Step 1: Labeling the data
We started with more than 500 of our benchmark reports, which our experts reviewed one by one, manually labeling them as either undersaturated (good) or oversaturated (bad). How could they tell? By looking at the charts. See Figures 4 and 5.


Step 2: Handling "unraised" cases
We had to figure out what to do with "unraised" cases, or when our algorithm runs and never raises an alert. We settled on a "best-case"/"worst-case" inference system:
- If the run was good and our algorithm never alerted: This is a perfect outcome, a best-case scenario.
- If the run was bad and our algorithm never alerted: This is a total failure, a worst-case scenario.
This logic allows us to calculate soft_c_index_best, soft_c_index_worst, and soft_c_index_avg, which is the main metric we use.
Step 3: Fixing the biased data
Our dataset was heavily biased: most high-load (high RPS) runs were oversaturated, and most low-load runs were undersaturated. This allowed our algorithm to learn how to read the "load" setting, which is cheating.
To compensate, we duplicated the data to make the load look higher. We ran three scenarios: 1) duplicated the data once, 2) twice, and 3) eight times. To demonstrate this, we used a "bad" algorithm (a simple threshold) and a "good" algorithm and evaluated them on our augmented dataset. The following table shows the soft_c_index_avg score.

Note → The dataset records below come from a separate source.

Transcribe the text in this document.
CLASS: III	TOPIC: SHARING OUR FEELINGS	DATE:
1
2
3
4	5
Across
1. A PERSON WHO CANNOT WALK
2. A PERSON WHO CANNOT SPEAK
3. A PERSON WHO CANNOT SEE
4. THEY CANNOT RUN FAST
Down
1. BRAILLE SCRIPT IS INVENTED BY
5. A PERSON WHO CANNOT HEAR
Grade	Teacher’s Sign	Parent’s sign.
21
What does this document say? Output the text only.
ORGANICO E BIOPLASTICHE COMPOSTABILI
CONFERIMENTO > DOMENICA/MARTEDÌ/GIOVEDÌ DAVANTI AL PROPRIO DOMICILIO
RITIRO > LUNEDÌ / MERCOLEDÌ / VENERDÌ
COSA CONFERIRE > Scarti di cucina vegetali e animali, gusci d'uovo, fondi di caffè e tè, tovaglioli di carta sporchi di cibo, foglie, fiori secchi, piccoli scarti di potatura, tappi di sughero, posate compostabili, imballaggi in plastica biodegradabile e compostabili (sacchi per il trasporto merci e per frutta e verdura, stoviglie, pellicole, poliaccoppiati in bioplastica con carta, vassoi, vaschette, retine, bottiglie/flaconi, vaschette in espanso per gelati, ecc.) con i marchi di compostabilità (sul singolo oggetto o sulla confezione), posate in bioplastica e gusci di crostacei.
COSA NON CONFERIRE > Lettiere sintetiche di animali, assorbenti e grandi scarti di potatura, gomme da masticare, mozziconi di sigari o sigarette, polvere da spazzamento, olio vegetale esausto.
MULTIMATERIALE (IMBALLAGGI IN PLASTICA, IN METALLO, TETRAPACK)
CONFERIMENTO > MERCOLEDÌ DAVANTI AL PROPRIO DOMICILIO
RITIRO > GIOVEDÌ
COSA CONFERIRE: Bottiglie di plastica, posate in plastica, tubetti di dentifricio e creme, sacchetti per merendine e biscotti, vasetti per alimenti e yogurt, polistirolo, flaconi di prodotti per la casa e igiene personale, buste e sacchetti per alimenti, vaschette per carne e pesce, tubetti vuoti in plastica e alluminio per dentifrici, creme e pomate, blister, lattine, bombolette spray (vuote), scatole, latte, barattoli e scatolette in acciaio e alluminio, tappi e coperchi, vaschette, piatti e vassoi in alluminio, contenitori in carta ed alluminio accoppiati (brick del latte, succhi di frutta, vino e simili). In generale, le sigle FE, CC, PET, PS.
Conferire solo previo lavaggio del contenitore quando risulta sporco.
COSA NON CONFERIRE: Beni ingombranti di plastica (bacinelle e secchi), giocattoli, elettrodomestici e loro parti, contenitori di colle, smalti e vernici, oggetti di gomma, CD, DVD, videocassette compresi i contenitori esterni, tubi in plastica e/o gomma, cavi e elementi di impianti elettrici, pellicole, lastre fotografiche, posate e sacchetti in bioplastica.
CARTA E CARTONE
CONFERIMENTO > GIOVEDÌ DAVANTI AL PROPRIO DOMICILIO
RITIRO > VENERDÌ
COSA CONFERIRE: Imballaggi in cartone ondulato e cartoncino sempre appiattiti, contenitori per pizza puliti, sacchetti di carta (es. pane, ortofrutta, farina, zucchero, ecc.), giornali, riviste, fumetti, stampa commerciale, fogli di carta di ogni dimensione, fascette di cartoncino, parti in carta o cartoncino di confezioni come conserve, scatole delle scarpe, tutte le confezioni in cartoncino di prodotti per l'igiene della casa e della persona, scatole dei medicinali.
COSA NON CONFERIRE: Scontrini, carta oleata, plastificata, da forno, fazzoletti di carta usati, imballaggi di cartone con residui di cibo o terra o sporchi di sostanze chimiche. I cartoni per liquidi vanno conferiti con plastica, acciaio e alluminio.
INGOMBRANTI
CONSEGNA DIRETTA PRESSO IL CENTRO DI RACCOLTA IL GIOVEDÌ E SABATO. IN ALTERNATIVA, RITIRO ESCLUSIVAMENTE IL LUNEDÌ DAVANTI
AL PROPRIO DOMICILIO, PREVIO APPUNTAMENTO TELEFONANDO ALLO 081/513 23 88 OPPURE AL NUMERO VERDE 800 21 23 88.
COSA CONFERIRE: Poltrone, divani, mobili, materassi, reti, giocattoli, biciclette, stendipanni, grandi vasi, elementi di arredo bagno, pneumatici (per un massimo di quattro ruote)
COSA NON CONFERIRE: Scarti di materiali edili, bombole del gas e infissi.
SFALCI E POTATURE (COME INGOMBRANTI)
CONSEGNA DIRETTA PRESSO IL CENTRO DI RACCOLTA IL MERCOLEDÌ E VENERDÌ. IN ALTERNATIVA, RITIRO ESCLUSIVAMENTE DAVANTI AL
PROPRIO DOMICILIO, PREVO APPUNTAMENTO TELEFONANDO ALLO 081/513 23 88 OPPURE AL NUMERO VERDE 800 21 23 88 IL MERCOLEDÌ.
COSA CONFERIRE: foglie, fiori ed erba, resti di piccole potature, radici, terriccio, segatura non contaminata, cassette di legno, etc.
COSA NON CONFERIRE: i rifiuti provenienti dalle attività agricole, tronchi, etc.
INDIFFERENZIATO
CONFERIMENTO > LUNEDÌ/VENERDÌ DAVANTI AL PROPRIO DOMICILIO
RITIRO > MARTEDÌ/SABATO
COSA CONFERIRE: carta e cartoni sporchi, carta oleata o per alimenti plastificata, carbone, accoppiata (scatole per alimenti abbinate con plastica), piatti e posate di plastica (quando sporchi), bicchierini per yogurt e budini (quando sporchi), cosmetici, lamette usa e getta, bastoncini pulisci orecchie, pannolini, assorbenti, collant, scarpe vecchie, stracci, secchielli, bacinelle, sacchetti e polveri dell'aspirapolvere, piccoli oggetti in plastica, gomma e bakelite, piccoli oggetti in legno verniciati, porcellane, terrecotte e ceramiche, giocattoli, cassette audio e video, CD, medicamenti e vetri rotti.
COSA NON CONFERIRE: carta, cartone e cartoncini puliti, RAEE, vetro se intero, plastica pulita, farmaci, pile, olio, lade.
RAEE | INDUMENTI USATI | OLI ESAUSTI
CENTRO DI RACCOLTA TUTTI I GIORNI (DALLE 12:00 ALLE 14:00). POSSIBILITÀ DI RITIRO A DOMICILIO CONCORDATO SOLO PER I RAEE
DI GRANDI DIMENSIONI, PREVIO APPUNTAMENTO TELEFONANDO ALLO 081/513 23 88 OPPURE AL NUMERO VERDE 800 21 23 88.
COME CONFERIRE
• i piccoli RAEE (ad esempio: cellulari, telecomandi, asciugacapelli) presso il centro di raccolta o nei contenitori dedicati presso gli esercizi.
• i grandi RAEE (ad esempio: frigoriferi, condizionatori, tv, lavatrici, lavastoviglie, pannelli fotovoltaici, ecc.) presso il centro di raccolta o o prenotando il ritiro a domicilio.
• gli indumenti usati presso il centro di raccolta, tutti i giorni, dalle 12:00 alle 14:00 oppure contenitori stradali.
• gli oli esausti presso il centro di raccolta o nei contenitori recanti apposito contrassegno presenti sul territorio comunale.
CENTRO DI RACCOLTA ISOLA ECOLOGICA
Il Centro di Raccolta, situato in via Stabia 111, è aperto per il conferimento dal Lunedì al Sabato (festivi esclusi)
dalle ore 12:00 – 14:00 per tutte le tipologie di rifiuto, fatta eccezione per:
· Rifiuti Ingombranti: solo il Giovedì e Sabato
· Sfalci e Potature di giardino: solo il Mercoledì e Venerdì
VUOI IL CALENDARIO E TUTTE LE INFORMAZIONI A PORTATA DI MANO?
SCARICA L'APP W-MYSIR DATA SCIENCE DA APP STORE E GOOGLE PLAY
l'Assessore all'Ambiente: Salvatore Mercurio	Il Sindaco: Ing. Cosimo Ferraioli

| Algorithm | Multiplier=1 | Multiplier=2 | Multiplier=8 |
|---|---|---|---|
| my-bad-algorithm | 0.706 | 0.805 | 0.548 |
| my-good-algorithm | 0.821 | 0.830 | 0.812 |
The "bad" algorithm's performance rapidly deteriorates as the average load shifts. The "good" algorithm, in contrast, is better in every aspect. Its score is high, and it's almost completely multiplier invariant, meaning it's stable and reliable. Now we have a complete evaluation setup.
Next steps
In this blog, we went through the technical details of choosing an evaluation metric (Soft-C-Index), labeling our dataset, and fixing bias with data augmentation. In the third and final part of this series, we'll walk through the algorithm exploration itself, show our iterative error analysis, and reveal the discovery process of our best algorithm so far.